Başbakan Erdoğan’ın sözünün orijinali Hazreti Ali’ye ait olsa bile ondan çok, 1950 öncesinde bir konuşma yaparken "Bu memleketin idaresini Hasso’lara Memo’lara mı bırakacağız?" diyen, bu yüzden de siyasi hayatı sönen merhum CHP Parti Müfettişi ve Sinop Milletvekili Cevdet Kerim İncedayı’nın sözlerini anımsatıyor.

Daha sonraki yıllarda merhum İhsan Sabri Çağlayangil, Süleyman Demirel’in Çalışma Bakanı iken Zonguldak maden işçilerine kızıp "amele" dedi diye kıyamet kopmuştu.
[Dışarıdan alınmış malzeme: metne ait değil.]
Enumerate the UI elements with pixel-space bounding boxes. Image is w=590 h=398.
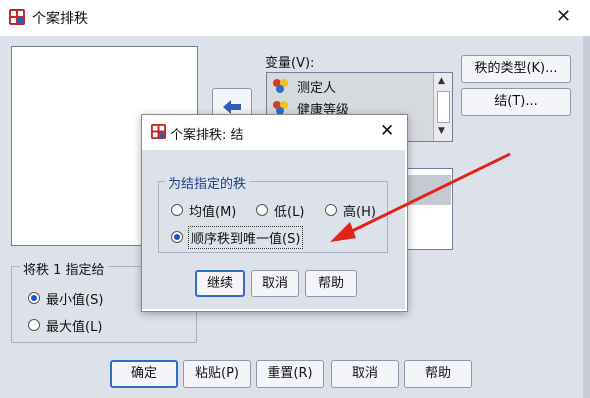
variable-icon [271, 99, 291, 115]
smallest-value-radio[interactable] [28, 292, 40, 304]
rank-types-button[interactable]: 秩的类型(K)... [461, 55, 571, 83]
assign-rank-legend: 将秩 1 指定给 [20, 259, 108, 278]
scroll-up-icon[interactable]: ▲ [438, 76, 445, 86]
close-icon[interactable]: ✕ [380, 121, 394, 141]
largest-value-radio[interactable] [28, 319, 40, 331]
close-icon[interactable]: ✕ [556, 6, 571, 27]
dialog-help-button[interactable]: 帮助 [305, 270, 357, 297]
sequential-ranks-radio[interactable] [171, 231, 183, 243]
annotation-arrow [330, 152, 511, 242]
title-bar [0, 0, 590, 36]
reset-button[interactable]: 重置(R) [256, 360, 324, 388]
mean-label: 均值(M) [189, 205, 237, 220]
window-title: 个案排秩 [32, 11, 88, 27]
low-radio[interactable] [256, 204, 268, 216]
spss-app-icon [9, 9, 25, 25]
smallest-value-label: 最小值(S) [46, 293, 104, 308]
continue-button[interactable]: 继续 [195, 270, 245, 297]
low-label: 低(L) [274, 205, 305, 220]
spss-app-icon [150, 123, 167, 140]
paste-button[interactable]: 粘贴(P) [183, 360, 251, 388]
variables-scrollbar[interactable]: ▲ ▼ [433, 73, 452, 141]
dialog-cancel-button[interactable]: 取消 [251, 270, 299, 297]
sequential-ranks-label: 顺序秩到唯一值(S) [188, 226, 304, 249]
ties-button[interactable]: 结(T)... [461, 88, 571, 116]
scroll-thumb[interactable] [437, 91, 450, 123]
variables-label: 变量(V): [265, 56, 315, 71]
variable-icon [271, 77, 291, 93]
ties-group-legend: 为结指定的秩 [165, 173, 250, 192]
scroll-down-icon[interactable]: ▼ [438, 126, 445, 136]
window-edge [583, 36, 590, 398]
cancel-button[interactable]: 取消 [331, 360, 399, 388]
ties-dialog-title: 个案排秩: 结 [170, 128, 244, 143]
mean-radio[interactable] [171, 204, 183, 216]
help-button[interactable]: 帮助 [404, 360, 472, 388]
variable-item[interactable]: 测定人 [297, 77, 336, 96]
largest-value-label: 最大值(L) [46, 320, 103, 335]
ok-button[interactable]: 确定 [110, 360, 178, 388]
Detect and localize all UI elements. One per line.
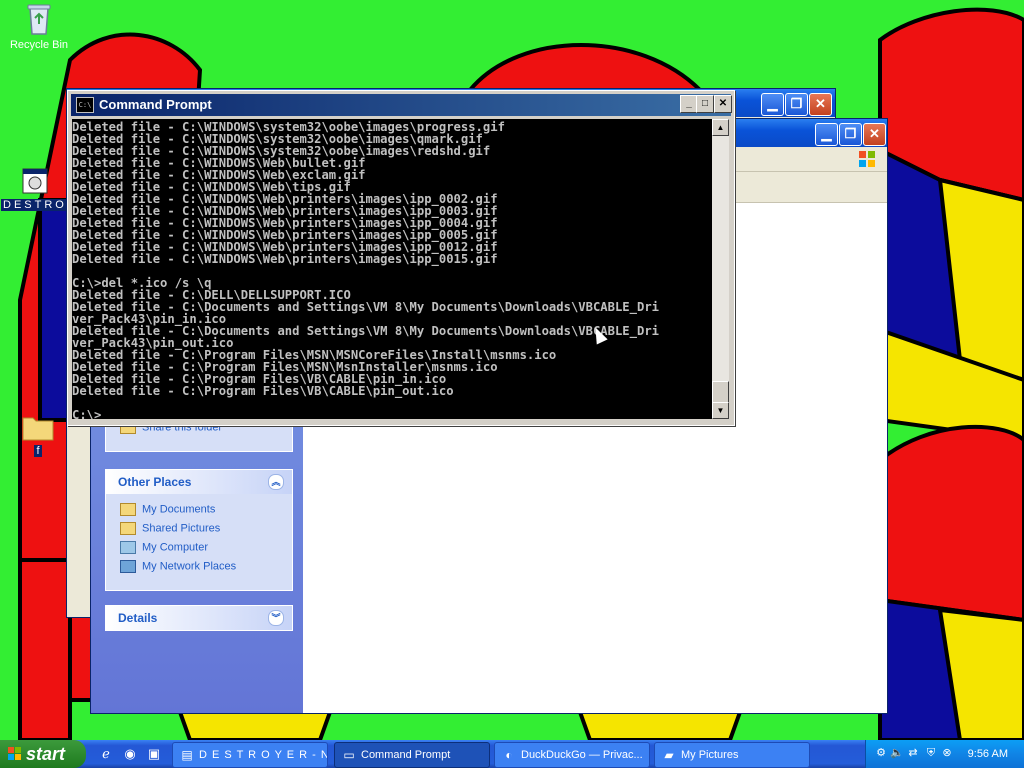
scroll-up-arrow-icon[interactable]: ▲ bbox=[712, 119, 729, 136]
start-button[interactable]: start bbox=[0, 740, 86, 768]
network-icon[interactable]: ⚙ bbox=[874, 746, 888, 760]
other-places-header[interactable]: Other Places ︽ bbox=[106, 470, 292, 494]
cmd-icon: ▭ bbox=[343, 748, 355, 762]
media-player-icon[interactable]: ◉ bbox=[122, 746, 138, 762]
collapse-chevron-icon[interactable]: ︽ bbox=[268, 474, 284, 490]
duck-icon: ◐ bbox=[505, 748, 513, 762]
desktop-icon-destroyer[interactable]: DESTROYER bbox=[0, 166, 99, 211]
taskbar-item-my-pictures[interactable]: ▰ My Pictures bbox=[654, 742, 810, 768]
expand-chevron-icon[interactable]: ︾ bbox=[268, 610, 284, 626]
desktop-icon-recycle-bin[interactable]: Recycle Bin bbox=[6, 2, 72, 51]
maximize-button[interactable]: □ bbox=[696, 95, 714, 113]
desktop-icon-label: DESTROYER bbox=[1, 199, 99, 211]
details-box: Details ︾ bbox=[105, 605, 293, 631]
my-documents-link[interactable]: My Documents bbox=[106, 500, 292, 519]
windows-logo-icon bbox=[859, 151, 875, 167]
command-prompt-window[interactable]: C:\ Command Prompt _ □ ✕ Deleted file - … bbox=[67, 90, 735, 426]
close-button[interactable]: ✕ bbox=[809, 93, 832, 116]
other-places-box: Other Places ︽ My Documents Shared Pictu… bbox=[105, 469, 293, 591]
clock[interactable]: 9:56 AM bbox=[968, 740, 1008, 768]
minimize-button[interactable]: ▁ bbox=[815, 123, 838, 146]
close-button[interactable]: ✕ bbox=[863, 123, 886, 146]
console-text: Deleted file - C:\WINDOWS\system32\oobe\… bbox=[72, 120, 659, 419]
desktop-icon-folder-f[interactable]: f bbox=[10, 412, 66, 457]
network-icon bbox=[120, 560, 136, 573]
windows-flag-icon bbox=[8, 747, 22, 761]
minimize-button[interactable]: ▁ bbox=[761, 93, 784, 116]
internet-explorer-icon[interactable]: ℯ bbox=[98, 746, 114, 762]
folder-icon bbox=[22, 417, 54, 441]
folder-icon: ▰ bbox=[664, 748, 674, 762]
console-output[interactable]: Deleted file - C:\WINDOWS\system32\oobe\… bbox=[72, 119, 712, 419]
maximize-button[interactable]: ❐ bbox=[839, 123, 862, 146]
system-tray: ⚙ 🔈 ⇄ ⛨ ⊗ 9:56 AM bbox=[865, 740, 1024, 768]
cmd-titlebar[interactable]: C:\ Command Prompt bbox=[71, 94, 731, 116]
cmd-icon: C:\ bbox=[76, 97, 94, 113]
volume-icon[interactable]: 🔈 bbox=[890, 746, 904, 760]
notepad-icon bbox=[22, 168, 48, 194]
folder-icon bbox=[120, 503, 136, 516]
shield-icon[interactable]: ⛨ bbox=[924, 746, 938, 760]
taskbar-item-command-prompt[interactable]: ▭ Command Prompt bbox=[334, 742, 490, 768]
vertical-scrollbar[interactable]: ▲ ▼ bbox=[712, 119, 729, 419]
taskbar-item-destroyer[interactable]: ▤ D E S T R O Y E R - N... bbox=[172, 742, 328, 768]
cmd-title: Command Prompt bbox=[99, 97, 212, 112]
scroll-thumb[interactable] bbox=[712, 381, 729, 403]
scroll-down-arrow-icon[interactable]: ▼ bbox=[712, 402, 729, 419]
my-network-places-link[interactable]: My Network Places bbox=[106, 557, 292, 576]
safely-remove-icon[interactable]: ⇄ bbox=[906, 746, 920, 760]
close-button[interactable]: ✕ bbox=[714, 95, 732, 113]
details-header[interactable]: Details ︾ bbox=[106, 606, 292, 630]
shared-pictures-link[interactable]: Shared Pictures bbox=[106, 519, 292, 538]
show-desktop-icon[interactable]: ▣ bbox=[146, 746, 162, 762]
taskbar: start ℯ ◉ ▣ ▤ D E S T R O Y E R - N... ▭… bbox=[0, 740, 1024, 768]
maximize-button[interactable]: ❐ bbox=[785, 93, 808, 116]
desktop-icon-label: f bbox=[34, 445, 42, 457]
computer-icon bbox=[120, 541, 136, 554]
taskbar-item-duckduckgo[interactable]: ◐ DuckDuckGo — Privac... bbox=[494, 742, 650, 768]
desktop-icon-label: Recycle Bin bbox=[9, 39, 69, 51]
folder-icon bbox=[120, 522, 136, 535]
notepad-icon: ▤ bbox=[181, 748, 193, 762]
recycle-bin-icon bbox=[27, 4, 51, 35]
security-alert-icon[interactable]: ⊗ bbox=[940, 746, 954, 760]
my-computer-link[interactable]: My Computer bbox=[106, 538, 292, 557]
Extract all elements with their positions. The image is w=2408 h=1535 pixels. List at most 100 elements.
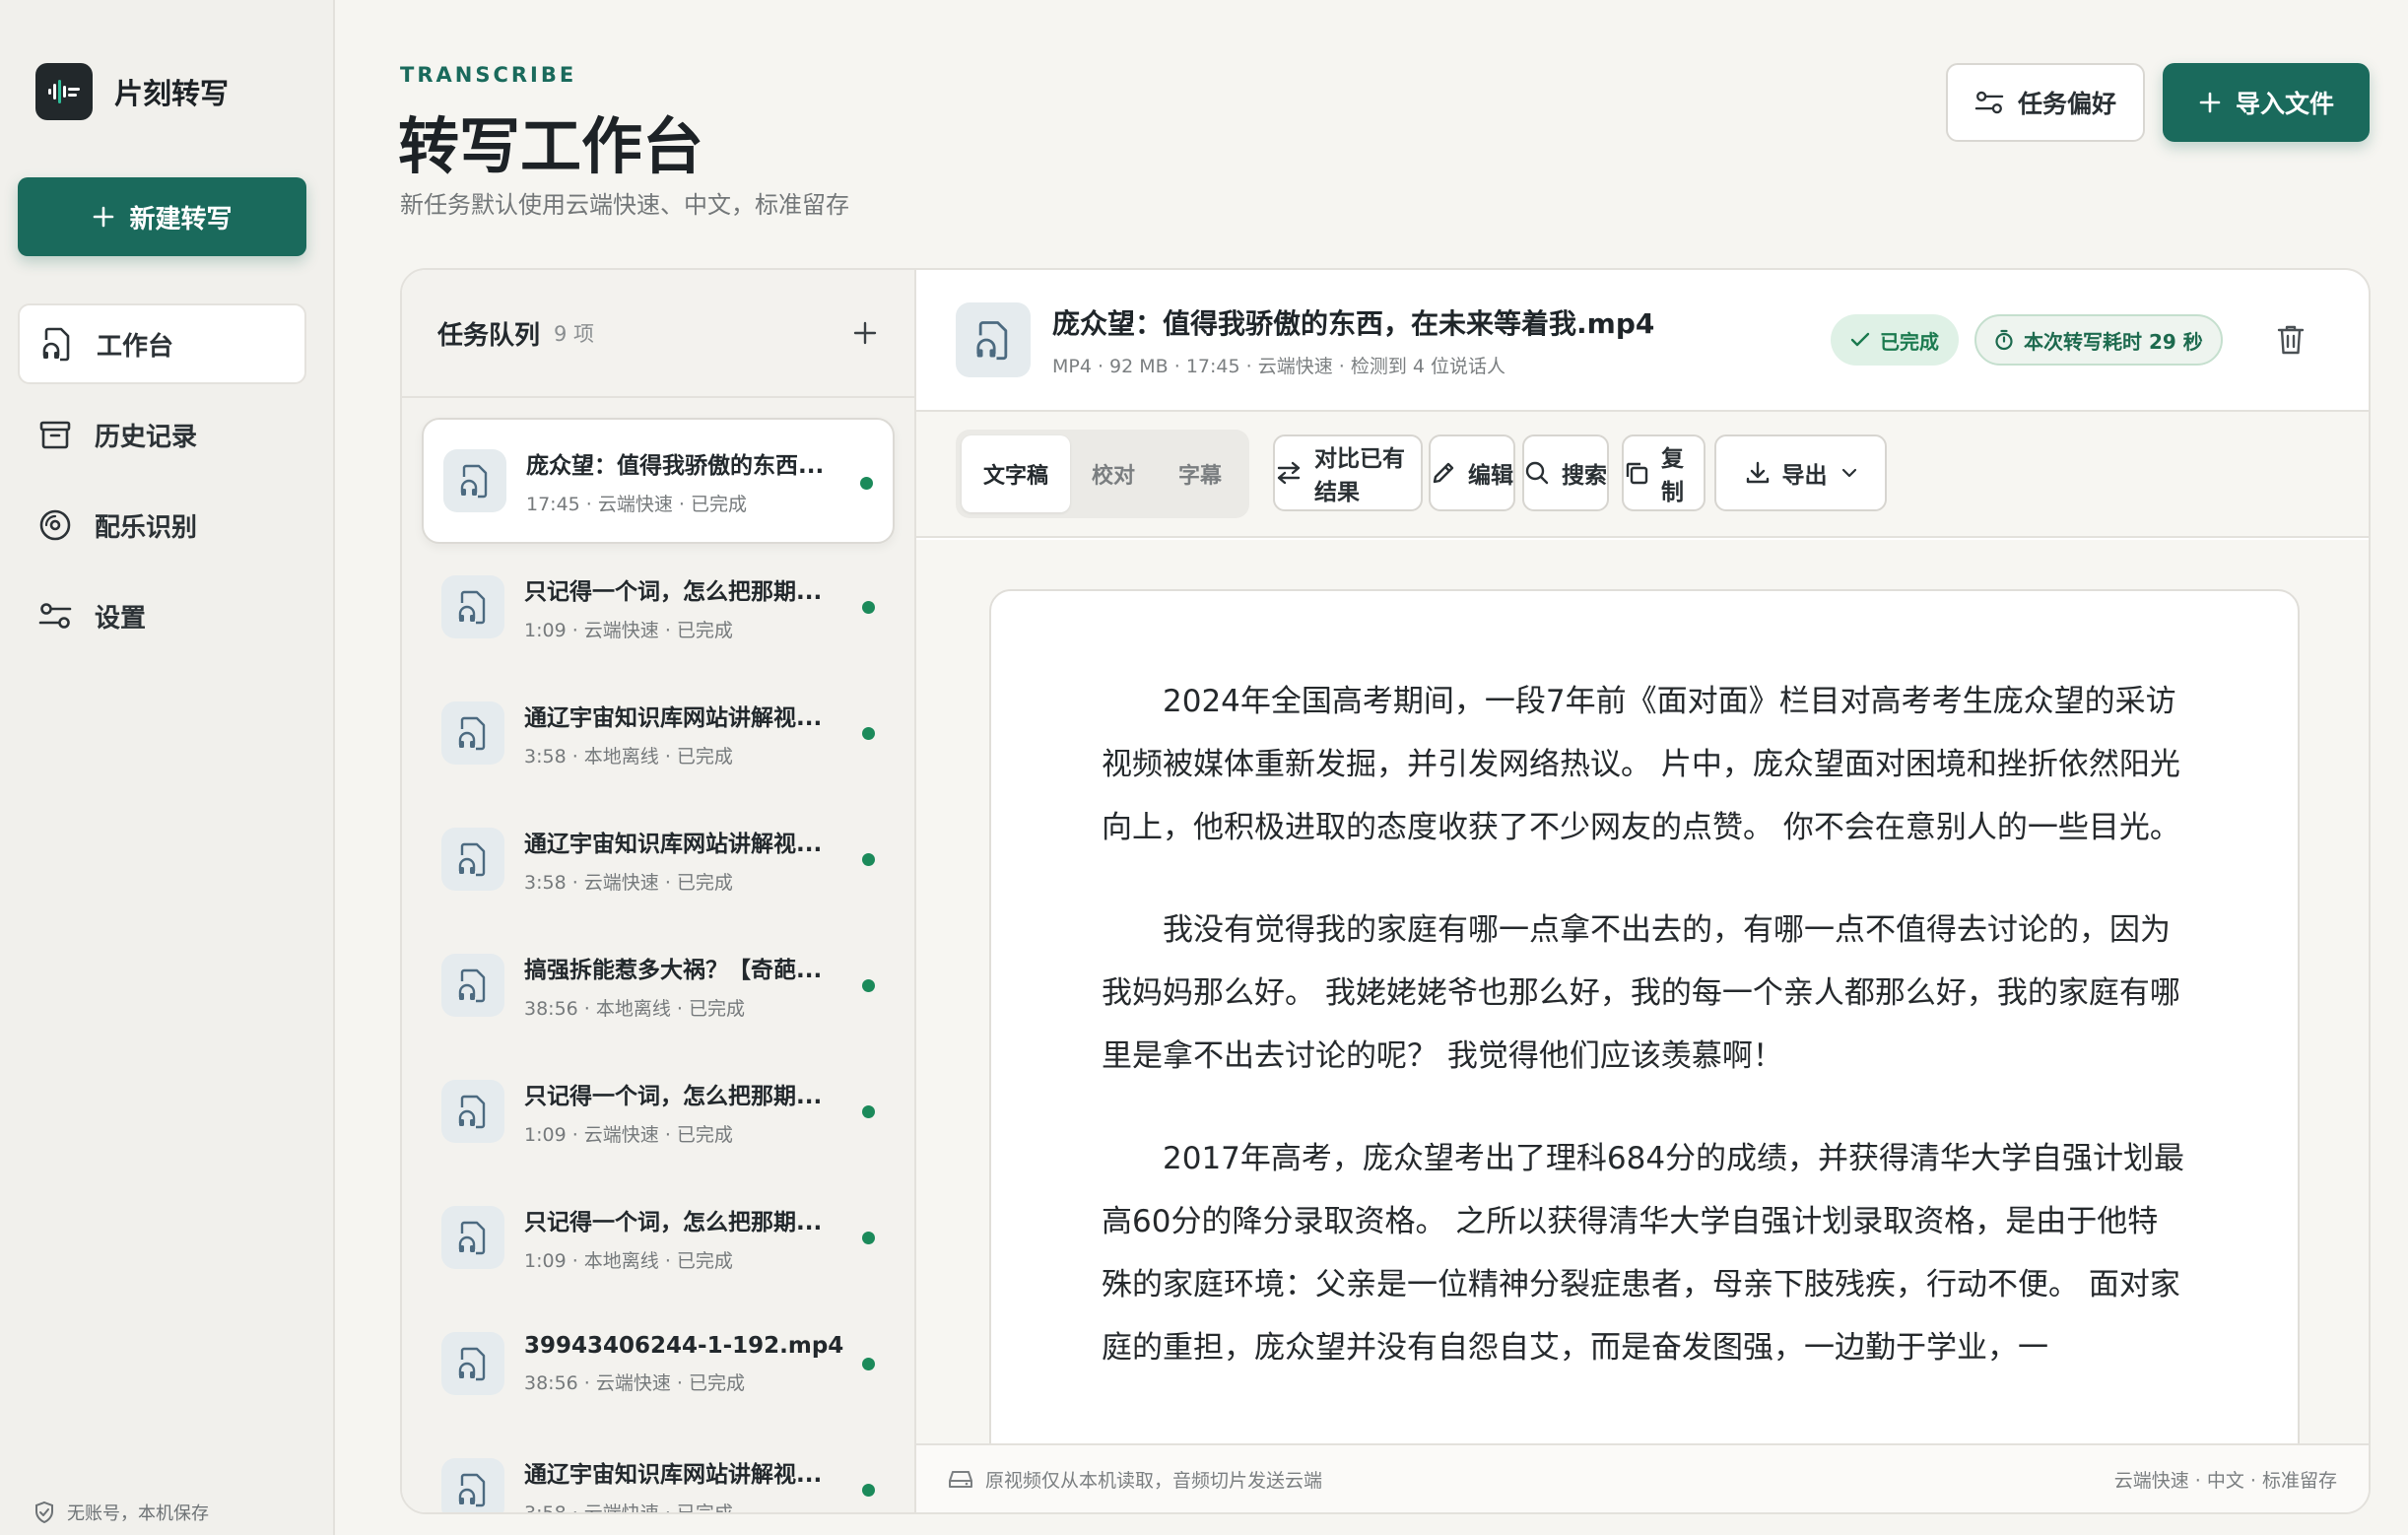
search-icon (1524, 460, 1550, 486)
task-detail: 庞众望：值得我骄傲的东西，在未来等着我.mp4 MP4 · 92 MB · 17… (916, 270, 2369, 1512)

Aslında "amele" sözünün anlamı "işçi"dir ama işçiler bu sözün kendilerini aşağılamak için kullanıldığını iddia ediyorlardı.

Sözü uzatmaya lüzum yok... Geçenlerde bir TV programında konuşan bir manken hanım "Dağdaki çobanın oyu ile benimki nasıl eşit olur?" dedi diye bizzat Başbakan Tayyip Erdoğan da adını vermeden bu söz sahibini eleştirmedi mi?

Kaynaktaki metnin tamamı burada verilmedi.